Recombinant ADAMTS13 Processing by FXIa Is Distinct from Thrombin.

ADAMTS13 (a disintegrin and metalloprotease with thrombospondin type1 domain 13) is associated with processing monomeric and multimeric or ultralarge von Willebrand factor (vWF), cleaving between Tyr1605 and Met1606 in the A2 domain. Low levels of ADAMTS13 activity (<5%) are strongly associated with the life threatening hemostatic condition, thrombotic thrombocytopenic purpura (TTP). It is being recognized that not all cases of TTP can be attributed exclusively to the deficiency in ADAMTS13 or presence of ADAMTS13 autoantibodies. Other biological factor(s) or cofactor(s) may play a role in the pathogenesis of TTP.

We initially reported (1) that purified FXIa (1–40 nM) also cleaved purified recombinant A2 domain fragment (100 ug/mL) and FXIa at 200 nM also cleaves purified vWF protein (100 ug/mL) at still unknown sites. We reported (1) that FXIa cleaved purified recombinant (r) ADAMTS13 and that high concentrations of FXIa (>100 nM) resulted in loss of the metalloprotease activity towards VWF73aa FRET (2).

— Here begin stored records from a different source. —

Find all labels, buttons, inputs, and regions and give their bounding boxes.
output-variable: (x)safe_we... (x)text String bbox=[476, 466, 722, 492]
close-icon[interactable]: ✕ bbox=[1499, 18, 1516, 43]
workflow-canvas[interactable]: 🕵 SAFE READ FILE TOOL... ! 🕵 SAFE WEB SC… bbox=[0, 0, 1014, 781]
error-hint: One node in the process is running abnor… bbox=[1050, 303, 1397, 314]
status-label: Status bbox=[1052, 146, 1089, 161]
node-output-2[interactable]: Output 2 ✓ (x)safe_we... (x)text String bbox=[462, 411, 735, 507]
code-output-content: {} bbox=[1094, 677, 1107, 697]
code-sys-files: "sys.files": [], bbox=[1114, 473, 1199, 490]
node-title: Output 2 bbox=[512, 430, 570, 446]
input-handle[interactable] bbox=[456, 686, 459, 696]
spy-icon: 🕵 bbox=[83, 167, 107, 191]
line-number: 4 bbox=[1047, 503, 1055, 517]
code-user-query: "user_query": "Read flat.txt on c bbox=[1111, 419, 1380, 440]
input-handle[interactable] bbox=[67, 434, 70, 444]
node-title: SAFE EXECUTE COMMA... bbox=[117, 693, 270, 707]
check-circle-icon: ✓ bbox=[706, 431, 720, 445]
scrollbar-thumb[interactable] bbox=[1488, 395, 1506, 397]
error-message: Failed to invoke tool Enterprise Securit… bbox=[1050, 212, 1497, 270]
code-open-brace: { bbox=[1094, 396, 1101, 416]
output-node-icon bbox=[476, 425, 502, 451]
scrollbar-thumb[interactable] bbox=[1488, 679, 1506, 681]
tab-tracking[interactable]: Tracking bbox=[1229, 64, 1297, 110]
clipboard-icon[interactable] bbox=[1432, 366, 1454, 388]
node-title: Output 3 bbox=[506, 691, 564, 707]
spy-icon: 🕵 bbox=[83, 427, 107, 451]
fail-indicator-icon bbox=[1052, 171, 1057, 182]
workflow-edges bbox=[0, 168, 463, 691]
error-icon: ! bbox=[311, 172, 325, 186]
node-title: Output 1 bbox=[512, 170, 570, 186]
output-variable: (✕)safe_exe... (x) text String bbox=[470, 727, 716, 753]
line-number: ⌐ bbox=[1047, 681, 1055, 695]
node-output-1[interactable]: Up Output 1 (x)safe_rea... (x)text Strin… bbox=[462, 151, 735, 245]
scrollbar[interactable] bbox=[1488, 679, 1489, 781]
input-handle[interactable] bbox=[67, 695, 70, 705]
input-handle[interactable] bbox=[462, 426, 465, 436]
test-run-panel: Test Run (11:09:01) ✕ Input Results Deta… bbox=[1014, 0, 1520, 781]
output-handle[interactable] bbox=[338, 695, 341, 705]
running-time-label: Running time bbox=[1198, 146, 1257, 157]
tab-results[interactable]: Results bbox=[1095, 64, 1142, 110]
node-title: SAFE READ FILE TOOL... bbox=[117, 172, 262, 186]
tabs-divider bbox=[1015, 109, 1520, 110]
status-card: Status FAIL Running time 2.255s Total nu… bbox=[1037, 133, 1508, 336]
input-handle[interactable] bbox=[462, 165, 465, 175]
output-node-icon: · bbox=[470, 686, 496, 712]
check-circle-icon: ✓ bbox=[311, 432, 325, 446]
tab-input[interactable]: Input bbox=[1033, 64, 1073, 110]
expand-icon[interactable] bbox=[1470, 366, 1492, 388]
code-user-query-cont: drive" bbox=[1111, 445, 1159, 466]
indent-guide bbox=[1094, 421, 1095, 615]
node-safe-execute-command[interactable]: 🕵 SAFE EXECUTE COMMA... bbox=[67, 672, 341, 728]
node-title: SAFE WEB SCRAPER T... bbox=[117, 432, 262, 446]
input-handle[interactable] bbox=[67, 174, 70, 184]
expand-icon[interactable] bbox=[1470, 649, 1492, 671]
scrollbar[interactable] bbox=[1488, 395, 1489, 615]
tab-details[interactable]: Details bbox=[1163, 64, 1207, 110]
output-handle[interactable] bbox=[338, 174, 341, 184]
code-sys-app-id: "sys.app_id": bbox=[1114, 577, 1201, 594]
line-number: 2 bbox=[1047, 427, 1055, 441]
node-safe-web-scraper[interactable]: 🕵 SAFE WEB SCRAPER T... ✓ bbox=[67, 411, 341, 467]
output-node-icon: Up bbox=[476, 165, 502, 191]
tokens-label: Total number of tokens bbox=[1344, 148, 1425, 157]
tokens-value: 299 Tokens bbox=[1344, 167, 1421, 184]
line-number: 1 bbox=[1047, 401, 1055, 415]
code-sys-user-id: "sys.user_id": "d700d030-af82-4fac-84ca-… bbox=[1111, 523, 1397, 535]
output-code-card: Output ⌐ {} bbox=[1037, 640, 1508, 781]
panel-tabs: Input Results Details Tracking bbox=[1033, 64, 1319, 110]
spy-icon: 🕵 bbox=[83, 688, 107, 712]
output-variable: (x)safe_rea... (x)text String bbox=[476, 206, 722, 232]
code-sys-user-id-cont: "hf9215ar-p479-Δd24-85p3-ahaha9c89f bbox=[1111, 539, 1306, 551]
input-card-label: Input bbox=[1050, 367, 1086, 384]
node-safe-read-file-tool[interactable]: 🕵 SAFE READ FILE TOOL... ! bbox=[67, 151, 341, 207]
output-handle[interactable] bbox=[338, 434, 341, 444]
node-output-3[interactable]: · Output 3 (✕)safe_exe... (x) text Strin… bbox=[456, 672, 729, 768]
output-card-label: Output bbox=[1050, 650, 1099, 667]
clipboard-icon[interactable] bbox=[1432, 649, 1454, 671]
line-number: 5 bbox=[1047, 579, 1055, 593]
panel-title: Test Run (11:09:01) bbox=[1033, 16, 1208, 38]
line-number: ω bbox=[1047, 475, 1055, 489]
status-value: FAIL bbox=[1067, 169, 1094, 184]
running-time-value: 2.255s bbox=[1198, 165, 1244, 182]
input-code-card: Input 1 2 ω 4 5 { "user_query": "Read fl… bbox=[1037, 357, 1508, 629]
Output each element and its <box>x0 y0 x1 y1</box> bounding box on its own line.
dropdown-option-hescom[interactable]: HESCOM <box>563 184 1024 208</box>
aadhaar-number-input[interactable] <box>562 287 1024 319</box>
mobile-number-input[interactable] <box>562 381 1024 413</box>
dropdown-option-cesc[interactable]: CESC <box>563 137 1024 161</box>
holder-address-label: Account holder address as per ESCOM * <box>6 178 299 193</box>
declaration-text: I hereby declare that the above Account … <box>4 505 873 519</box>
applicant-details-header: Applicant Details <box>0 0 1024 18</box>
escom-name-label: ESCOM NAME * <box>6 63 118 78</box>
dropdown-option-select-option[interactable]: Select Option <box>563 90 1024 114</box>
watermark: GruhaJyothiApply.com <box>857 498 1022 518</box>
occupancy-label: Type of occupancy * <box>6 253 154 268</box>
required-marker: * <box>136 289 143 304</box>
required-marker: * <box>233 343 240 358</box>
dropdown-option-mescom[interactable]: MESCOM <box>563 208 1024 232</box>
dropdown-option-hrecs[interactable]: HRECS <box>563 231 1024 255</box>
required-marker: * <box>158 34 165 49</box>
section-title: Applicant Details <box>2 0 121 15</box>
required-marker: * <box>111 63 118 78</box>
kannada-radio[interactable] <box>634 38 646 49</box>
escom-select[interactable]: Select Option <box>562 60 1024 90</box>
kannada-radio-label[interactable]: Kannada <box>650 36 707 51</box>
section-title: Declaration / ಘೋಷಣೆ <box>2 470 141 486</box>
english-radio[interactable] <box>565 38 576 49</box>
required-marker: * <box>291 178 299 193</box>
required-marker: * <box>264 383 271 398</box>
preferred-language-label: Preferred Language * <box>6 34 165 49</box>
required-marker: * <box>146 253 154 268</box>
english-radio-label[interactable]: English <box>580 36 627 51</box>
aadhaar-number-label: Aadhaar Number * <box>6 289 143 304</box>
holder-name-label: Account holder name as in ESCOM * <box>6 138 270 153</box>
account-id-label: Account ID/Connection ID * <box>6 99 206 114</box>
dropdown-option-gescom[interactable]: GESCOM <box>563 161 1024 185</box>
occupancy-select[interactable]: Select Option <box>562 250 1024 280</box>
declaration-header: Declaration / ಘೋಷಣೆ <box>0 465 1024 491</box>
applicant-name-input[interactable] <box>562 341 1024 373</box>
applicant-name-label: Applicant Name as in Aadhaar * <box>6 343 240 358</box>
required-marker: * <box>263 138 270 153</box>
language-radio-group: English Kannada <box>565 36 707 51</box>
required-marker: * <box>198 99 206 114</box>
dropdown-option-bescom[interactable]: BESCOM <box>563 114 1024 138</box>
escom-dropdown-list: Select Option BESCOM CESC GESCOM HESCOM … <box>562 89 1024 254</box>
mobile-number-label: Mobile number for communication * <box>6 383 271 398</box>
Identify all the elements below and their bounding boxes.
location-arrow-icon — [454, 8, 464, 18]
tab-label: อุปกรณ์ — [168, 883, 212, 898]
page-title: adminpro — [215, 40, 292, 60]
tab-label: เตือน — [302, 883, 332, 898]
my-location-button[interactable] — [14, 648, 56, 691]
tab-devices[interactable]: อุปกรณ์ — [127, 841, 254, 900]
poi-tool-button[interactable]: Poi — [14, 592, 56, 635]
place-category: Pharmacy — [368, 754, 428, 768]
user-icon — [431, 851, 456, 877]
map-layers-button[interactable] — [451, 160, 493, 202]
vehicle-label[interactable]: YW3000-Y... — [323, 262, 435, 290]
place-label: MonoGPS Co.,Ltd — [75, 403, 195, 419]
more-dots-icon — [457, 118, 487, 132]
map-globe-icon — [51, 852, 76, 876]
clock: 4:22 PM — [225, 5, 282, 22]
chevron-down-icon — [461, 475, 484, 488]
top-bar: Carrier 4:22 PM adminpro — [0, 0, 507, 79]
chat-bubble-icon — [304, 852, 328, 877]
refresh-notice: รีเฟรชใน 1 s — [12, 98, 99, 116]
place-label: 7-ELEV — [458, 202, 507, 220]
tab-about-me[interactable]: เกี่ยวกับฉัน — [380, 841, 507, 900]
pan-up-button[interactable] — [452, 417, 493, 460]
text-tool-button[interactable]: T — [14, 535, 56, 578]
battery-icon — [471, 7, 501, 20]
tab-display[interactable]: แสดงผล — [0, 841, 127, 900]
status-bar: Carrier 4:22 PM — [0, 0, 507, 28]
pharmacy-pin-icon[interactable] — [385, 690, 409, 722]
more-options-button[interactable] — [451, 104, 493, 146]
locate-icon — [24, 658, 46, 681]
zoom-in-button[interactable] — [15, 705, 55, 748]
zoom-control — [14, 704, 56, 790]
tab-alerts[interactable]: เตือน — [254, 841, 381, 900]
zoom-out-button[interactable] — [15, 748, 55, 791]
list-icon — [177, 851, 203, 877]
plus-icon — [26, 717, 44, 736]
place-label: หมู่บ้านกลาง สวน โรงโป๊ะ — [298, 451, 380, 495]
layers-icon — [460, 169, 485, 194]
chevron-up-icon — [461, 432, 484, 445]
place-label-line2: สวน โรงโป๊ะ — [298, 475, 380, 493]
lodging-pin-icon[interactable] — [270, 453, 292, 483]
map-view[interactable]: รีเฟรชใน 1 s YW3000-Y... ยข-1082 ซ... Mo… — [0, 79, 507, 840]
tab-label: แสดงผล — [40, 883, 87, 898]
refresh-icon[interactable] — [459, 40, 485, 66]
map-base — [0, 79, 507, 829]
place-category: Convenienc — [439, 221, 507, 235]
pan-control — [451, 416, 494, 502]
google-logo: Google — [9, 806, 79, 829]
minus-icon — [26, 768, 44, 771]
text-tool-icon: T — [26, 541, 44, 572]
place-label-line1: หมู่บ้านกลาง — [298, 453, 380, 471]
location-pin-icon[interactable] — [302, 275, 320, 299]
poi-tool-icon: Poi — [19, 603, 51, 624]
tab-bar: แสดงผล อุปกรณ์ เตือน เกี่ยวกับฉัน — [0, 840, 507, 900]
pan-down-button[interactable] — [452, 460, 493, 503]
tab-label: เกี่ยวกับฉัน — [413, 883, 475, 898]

In this study, we found that low concentrations (<20 nM ) of purified FXIa will cleave purified rADAMTS13 which resulted in about 2 fold enhancement of the metalloprotease activity towards the fluorescently labeled VWF73aa peptide substrate using either VWF73aa FRETs (2) or the newly developed Alexa488-VWF86 FRET substrate from American Diagnostica Inc (3). However, at high concentrations (>100nM) of purified FXIa, inactivation of rADAMTS13 metalloprotease activity was observed. The proteolytic patterns at high and low amounts of FXIa will be presented. Since thrombin was reported (4) as possible regulator of ADAMTS13, we used various polyclonal and monoclonal antibodies, recognizing different regions of ADAMTS13 to compare the ADAMTS13 processing by the two serine proteases. The results showed that the proteolytic patterns by FXIa and thrombin are different. In addition, specific monoclonal anti FXI antibodies but not hirudin inhibits the FXIa processing of ADAMTS13. The identification of cleavage sites by FXIa on ADAMTS13 and VWF are in progress. The physiological relevance of FXIa processing of ADAMTS13 and VWF protein and possible link to the etiology of TTP and FXIa related pathophysiology (5) are under investigation.